Six White Venus tells the story of two brothers, one, Narao, born under the horoscope of the six white Venus who is steadfast in pursuing his own way in the world, he finds work at a hospital and to escape the interference of his mother and brother threatens to become a doctor of a leper colony to avoid them. During the course of the events of the story the brothers discover that they are illegitimate which gives the story an added dimension.
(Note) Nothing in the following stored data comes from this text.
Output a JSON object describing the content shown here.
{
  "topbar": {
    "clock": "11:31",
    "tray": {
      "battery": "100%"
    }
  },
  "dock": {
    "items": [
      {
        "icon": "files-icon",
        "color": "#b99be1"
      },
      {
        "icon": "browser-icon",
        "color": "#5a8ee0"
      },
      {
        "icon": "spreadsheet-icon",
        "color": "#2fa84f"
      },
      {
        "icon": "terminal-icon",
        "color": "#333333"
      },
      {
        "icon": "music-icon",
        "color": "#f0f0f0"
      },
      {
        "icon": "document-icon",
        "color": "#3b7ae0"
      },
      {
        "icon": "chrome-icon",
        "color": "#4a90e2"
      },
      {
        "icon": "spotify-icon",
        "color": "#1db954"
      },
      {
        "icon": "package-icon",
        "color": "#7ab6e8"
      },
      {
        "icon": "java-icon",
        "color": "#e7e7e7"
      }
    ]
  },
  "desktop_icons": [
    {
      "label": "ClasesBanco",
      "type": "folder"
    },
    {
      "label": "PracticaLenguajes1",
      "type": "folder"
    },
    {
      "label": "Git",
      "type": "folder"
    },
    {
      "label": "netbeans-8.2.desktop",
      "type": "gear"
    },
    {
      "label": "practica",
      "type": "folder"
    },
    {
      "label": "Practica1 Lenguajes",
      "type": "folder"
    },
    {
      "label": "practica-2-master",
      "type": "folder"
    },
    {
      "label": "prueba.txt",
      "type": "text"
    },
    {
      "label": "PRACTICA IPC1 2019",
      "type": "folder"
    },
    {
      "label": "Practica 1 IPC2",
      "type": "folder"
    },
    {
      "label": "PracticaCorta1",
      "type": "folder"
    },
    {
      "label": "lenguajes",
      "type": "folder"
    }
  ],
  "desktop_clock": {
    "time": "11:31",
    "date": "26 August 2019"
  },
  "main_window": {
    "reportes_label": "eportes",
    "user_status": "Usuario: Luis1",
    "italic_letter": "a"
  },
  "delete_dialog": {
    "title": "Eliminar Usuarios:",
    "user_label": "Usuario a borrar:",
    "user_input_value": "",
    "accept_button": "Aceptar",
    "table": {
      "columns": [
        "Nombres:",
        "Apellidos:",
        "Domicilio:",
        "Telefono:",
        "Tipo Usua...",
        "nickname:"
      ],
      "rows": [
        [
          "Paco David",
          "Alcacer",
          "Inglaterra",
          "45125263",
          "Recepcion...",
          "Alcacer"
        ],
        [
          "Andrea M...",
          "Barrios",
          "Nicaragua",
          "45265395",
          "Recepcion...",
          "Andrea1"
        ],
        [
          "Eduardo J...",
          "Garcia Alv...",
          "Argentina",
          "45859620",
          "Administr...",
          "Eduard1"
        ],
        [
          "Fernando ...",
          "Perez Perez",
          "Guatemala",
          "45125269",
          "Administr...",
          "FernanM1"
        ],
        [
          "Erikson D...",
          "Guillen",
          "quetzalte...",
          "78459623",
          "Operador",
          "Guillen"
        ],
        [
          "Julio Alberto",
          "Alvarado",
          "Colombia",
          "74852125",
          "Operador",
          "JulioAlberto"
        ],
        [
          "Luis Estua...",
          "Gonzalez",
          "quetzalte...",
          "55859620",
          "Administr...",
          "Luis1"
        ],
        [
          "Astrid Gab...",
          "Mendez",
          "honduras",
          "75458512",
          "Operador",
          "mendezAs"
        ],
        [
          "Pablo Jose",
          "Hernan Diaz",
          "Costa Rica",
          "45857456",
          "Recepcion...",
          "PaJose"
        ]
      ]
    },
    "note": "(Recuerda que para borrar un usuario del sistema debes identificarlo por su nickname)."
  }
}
City of Trees is the shortest of the four which sees the writer/narrator of the story revisit the area where he went to school, stopping in a shop to escape a shower he meets again a restaurant owner who he knew from the past and the narrative spills into the narrators observations of the man's family, his suspiciously silent and under achieving son whom his father is happy to allow him to go into manual work as he reasons he was never any good at studying, the family disappear nearly as abruptly as they appear, the story, as with the other three are highly evocative of Osaka, from its alley ways and through the streets of Shinsaibashi,  Dōtonbori and the parks of Tenno-ji.    

     
 
                       

2 comments:

Tony Malone said...

Sounds interesting - one I'd like to try at some point :) One of my current reads is also a Burton Watson translation, a review copy I got of the 'Nihon-ryoiki'. It's not the most wonderful piece of literature ever written, but it's interesting enough for those of us who have a deep interest in J-Lit...

...not one for those whose horizons start and end with Banana Yoshimoto and Haruki Murakami though ;)

me. said...

I saw that the Nihon ryoiki was recently published, although at the moment I've a few older translations to make my way through.